On one side is the franchisor and their challenges in expanding their business without losing its essence and quality. On the other is the franchisee, with their hopes for the future and their desire to pursue a secure business. For years, we’ve witnessed many issues related to franchising, most of which stem from a lack of transparency and misaligned expectations between the parties. Regardless of whether or not a new law is necessary, I welcome the “new franchising framework,” enacted by Law 13.966/19.
In practice, the franchise market can benefit from the new developments brought by the new Law, with the changes related to the franchise offering circular being those that can most help the parties, especially regarding the services offered by the franchisor, the incorporation of technological innovation and the rules of territorial competition between owned and franchised units.

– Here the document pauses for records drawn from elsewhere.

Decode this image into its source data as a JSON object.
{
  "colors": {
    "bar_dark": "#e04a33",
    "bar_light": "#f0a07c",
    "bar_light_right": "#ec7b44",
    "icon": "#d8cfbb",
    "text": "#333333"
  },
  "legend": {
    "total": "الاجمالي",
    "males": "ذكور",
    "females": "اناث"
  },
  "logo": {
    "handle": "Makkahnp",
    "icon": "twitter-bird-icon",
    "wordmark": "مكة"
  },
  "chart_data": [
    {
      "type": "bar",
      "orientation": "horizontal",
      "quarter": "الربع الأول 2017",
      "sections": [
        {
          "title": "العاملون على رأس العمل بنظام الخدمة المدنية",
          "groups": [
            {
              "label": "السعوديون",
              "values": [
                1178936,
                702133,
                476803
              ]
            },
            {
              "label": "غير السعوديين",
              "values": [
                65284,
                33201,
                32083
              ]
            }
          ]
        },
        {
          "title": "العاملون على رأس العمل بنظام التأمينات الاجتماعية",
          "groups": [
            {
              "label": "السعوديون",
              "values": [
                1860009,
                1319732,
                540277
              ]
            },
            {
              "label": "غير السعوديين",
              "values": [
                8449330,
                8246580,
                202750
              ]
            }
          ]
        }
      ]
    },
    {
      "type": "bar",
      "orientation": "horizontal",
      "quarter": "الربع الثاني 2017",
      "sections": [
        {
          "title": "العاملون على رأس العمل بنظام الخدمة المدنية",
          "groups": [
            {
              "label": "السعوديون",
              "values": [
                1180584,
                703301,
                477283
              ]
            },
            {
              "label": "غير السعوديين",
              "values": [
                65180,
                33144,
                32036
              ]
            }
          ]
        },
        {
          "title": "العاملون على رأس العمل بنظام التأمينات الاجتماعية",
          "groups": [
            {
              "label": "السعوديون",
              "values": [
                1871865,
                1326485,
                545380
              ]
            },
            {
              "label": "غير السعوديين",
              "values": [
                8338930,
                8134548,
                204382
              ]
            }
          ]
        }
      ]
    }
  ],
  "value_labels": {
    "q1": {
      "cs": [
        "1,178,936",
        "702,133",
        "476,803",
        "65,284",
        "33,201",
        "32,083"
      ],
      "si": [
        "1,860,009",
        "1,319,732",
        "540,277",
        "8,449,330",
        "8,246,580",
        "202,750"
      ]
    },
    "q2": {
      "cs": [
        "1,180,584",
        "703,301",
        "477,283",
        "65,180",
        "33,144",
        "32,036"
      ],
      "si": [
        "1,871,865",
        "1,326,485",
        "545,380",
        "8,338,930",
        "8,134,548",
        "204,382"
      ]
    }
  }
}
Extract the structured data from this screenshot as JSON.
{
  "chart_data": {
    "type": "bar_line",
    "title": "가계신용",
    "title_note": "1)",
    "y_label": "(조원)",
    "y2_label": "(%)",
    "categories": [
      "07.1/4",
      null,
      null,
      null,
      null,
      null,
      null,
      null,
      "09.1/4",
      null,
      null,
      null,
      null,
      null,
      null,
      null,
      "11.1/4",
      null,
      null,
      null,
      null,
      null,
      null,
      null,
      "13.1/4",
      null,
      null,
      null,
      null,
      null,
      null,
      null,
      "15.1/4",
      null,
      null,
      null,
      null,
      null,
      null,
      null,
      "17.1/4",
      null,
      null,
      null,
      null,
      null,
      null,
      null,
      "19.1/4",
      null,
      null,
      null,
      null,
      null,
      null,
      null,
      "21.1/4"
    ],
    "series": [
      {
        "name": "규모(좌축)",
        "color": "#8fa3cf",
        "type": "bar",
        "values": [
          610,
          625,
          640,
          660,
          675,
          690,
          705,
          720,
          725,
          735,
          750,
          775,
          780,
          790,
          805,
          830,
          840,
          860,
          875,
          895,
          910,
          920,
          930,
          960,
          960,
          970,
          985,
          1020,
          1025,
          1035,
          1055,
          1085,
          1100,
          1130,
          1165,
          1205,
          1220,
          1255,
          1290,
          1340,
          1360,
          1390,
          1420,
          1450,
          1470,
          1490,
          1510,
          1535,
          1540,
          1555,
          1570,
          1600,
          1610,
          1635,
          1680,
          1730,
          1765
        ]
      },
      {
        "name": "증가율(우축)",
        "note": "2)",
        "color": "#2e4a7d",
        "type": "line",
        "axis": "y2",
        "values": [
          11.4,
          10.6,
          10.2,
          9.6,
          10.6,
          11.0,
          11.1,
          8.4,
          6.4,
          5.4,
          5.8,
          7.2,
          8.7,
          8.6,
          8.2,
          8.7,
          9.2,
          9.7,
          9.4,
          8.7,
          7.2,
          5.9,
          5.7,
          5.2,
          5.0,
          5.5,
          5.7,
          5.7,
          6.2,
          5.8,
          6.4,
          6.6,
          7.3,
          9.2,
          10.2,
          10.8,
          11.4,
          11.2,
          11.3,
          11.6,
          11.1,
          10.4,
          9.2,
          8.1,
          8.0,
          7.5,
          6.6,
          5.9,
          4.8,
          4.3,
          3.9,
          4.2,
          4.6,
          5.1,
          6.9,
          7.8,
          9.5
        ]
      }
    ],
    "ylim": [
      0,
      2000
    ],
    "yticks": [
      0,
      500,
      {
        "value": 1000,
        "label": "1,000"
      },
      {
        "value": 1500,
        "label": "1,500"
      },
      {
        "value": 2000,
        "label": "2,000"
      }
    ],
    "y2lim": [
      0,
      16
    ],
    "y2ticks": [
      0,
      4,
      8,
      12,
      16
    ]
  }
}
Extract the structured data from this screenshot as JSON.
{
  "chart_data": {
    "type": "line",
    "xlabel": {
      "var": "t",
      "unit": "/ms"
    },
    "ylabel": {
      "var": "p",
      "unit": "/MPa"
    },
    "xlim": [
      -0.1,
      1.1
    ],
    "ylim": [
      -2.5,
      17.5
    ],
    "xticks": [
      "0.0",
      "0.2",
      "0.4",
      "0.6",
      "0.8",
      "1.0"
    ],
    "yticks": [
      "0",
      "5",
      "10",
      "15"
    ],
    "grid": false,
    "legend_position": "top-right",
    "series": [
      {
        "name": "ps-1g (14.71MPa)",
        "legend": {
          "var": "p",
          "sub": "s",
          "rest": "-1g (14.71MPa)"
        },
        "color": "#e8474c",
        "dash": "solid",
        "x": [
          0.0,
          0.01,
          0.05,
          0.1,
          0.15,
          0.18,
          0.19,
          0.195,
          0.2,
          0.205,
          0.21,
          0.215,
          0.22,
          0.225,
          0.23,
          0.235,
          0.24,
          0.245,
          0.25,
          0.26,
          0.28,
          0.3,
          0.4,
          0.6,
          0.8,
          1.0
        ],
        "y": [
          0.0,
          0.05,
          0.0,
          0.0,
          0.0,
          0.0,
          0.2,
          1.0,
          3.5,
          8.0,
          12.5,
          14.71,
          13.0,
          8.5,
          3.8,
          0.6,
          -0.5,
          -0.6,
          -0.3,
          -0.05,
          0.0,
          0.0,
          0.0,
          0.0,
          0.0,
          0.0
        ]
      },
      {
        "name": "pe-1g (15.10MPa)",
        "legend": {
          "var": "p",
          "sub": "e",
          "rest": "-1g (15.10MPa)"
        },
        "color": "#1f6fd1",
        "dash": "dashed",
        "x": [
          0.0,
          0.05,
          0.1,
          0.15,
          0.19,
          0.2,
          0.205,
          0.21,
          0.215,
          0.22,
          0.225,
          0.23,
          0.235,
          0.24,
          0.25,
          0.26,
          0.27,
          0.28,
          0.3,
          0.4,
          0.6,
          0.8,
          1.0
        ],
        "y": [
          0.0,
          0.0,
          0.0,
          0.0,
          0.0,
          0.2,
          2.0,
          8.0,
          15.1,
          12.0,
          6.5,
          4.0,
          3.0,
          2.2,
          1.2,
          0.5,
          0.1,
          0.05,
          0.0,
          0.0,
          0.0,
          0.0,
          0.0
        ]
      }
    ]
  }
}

The new law contains more details, likely addressing the various problems arising from gaps in the previous law. The provisions for transfer and succession rules, as well as the description of penalties and fines, the existence of minimum purchase quotas, and the conditions for refusing products and services offered by the franchisor needed more attention and were duly clarified in the new text.
A major change is the elimination of the security deposit fee, leaving only the initial membership fee, also known as the franchise fee. The criteria for subletting the commercial space to the franchisee have also been clearly specified, resolving long-standing disputes.
Another topic that will still generate considerable discussion is the distinction that the law makes between national and international contracts, allowing the choice of forum for legal disputes or even the use of arbitration.
The new law’s changes are interesting and useful. It remains to carefully analyze each situation vis-à-vis the new rules to ensure the correct interpretation applicable to each case.